La filière halieutique : un potentiel sous-utilisé

Avec 121 746 km2 de Zone Économique Exclusive (ZEE), étendue à 191 741 km2 depuis 2015, la Guyane dispose d’une zone maritime aussi vaste que stratégique. Pourtant, la filière pêche reste faiblement développée, avec seulement 35 entreprises, 277 emplois directs, et des volumes modestes comparés aux pays voisins.

En 2023, les prises totales atteignent 3 178 tonnes : 150 t de crevettes (en fort déclin), 1 070 t de vivaneaux et 1 958 t de poissons blancs. Les exportations chutent de 33,5 % (490,7 t), pendant que les importations grimpent à 1 384 t pour 9,6 M€.

Les crevettiers ne représentent plus que cinq navires, contre plusieurs dizaines dans les années 2000. La rentabilité est entamée par la baisse des cours mondiaux, la raréfaction des stocks et la hausse des coûts (carburant, entretien).

La dépendance à la main-d’œuvre étrangère (80 % des marins) complique le développement local de la filière. Pourtant, des signaux positifs émergent : un plan de modernisation prévoit le renouvellement de 25 navires pour 63,8 M€, financé par l’UE ; un CAP pêche a ouvert en 2024 à Macouria. Des programmes collaboratifs de gestion des stocks halieutiques sont aussi en cours avec les pêcheurs locaux.

La diversification de l’activité vers des espèces pélagiques, peu exploitées aujourd’hui mais valorisées chez les voisins surinamais, pourrait constituer une voie de croissance. La filière pêche reste donc un levier potentiel pour la souveraineté alimentaire régionale.

 


ressources naturelles en Guyane

ÉTUDES THÉMATIQUES – Exploitation des ressources naturelles en Guyane


 

Structurer, transformer, valoriser : les leviers d’un nouveau modèle

Des ressources abondantes, une main-d’œuvre mobilisée, des projets en germination : sur le papier, les conditions d’un développement durable en Guyane sont réunies. Mais les trois filières analysées ici illustrent la même tension : entre richesse disponible et difficulté à en capter localement la valeur.
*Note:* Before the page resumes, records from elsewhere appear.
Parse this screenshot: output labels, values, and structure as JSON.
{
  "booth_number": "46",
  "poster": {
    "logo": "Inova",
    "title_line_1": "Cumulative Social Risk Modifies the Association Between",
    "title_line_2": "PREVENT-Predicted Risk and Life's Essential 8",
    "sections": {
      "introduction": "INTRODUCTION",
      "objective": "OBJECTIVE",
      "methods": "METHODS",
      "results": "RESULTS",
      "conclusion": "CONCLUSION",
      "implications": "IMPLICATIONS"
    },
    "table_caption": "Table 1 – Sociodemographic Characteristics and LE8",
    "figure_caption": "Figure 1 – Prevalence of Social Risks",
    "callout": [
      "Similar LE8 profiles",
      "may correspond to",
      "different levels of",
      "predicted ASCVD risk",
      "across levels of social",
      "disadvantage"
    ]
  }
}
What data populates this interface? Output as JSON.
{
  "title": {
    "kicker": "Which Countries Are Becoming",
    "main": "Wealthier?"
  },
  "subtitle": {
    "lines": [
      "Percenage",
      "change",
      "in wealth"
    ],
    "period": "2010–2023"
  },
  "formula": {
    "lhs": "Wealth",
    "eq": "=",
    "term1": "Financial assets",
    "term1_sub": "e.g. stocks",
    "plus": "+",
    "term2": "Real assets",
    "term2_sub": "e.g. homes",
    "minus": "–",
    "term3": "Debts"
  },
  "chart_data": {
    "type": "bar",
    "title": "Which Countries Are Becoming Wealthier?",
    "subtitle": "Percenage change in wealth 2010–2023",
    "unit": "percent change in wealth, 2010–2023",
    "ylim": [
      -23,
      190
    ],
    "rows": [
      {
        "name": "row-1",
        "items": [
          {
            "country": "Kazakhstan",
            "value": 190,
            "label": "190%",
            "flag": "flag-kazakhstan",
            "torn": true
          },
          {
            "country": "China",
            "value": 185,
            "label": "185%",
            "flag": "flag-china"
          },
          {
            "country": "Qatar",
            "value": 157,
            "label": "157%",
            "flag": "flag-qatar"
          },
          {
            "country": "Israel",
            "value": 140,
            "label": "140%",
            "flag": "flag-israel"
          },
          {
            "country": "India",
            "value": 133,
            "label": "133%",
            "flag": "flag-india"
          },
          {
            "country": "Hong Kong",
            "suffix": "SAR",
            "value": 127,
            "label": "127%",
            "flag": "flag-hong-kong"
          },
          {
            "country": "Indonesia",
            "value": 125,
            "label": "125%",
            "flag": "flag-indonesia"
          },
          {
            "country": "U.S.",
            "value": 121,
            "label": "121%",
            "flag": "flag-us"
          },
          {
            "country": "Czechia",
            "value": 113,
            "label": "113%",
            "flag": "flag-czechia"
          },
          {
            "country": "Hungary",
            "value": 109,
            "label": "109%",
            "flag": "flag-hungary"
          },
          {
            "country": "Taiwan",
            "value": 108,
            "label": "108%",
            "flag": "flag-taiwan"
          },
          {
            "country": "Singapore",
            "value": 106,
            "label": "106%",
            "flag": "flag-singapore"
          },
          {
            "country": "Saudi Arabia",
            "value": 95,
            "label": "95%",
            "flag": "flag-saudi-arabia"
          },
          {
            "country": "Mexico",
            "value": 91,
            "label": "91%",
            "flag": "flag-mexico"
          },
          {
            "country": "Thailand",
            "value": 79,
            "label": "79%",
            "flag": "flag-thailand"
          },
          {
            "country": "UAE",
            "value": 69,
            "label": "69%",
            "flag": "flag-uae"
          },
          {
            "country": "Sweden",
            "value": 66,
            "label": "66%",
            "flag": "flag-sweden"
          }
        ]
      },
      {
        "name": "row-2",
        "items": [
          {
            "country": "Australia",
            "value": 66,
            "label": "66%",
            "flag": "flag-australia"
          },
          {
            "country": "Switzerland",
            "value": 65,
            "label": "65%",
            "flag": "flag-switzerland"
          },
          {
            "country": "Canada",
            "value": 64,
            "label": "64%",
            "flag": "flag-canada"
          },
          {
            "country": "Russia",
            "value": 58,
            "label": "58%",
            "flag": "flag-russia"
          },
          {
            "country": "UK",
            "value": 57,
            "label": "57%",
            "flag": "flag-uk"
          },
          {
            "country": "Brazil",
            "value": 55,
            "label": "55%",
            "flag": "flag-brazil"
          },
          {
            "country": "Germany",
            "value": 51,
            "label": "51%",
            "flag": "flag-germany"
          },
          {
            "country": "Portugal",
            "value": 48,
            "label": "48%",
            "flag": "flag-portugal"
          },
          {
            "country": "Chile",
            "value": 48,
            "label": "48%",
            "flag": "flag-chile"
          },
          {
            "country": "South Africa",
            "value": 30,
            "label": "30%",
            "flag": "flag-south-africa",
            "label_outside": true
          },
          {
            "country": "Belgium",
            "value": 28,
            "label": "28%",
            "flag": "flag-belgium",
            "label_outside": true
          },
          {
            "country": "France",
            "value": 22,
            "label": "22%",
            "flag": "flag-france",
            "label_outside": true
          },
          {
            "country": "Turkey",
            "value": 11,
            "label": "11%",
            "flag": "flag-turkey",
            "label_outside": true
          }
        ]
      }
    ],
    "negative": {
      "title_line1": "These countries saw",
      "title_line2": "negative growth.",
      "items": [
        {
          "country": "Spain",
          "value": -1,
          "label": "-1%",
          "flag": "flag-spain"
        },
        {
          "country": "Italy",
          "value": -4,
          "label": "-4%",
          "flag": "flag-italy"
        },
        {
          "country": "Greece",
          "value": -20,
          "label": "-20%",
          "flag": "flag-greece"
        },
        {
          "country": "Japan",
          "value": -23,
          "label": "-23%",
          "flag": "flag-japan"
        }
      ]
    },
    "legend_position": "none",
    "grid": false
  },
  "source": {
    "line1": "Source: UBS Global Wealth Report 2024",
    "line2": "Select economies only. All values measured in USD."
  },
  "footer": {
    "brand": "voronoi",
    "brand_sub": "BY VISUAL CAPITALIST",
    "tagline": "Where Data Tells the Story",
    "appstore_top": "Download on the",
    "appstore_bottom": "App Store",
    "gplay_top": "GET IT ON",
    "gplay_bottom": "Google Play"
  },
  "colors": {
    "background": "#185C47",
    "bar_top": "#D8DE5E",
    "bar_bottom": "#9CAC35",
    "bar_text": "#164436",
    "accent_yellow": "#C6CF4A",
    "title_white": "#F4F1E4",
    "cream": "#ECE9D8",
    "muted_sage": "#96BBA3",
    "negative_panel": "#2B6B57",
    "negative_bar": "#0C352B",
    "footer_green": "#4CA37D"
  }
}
Structurer des filières durables en Guyane ne relèvera pas d’une réforme unique. Il faudra conjuguer des financements stables, des formations adaptées, une gouvernance partagée et une stratégie de transformation locale. Autrement dit, penser ensemble l’économie, le social et l’environnement. C’est cette équation complexe, mais décisive, que le territoire devra résoudre pour faire de ses ressources un moteur d’avenir.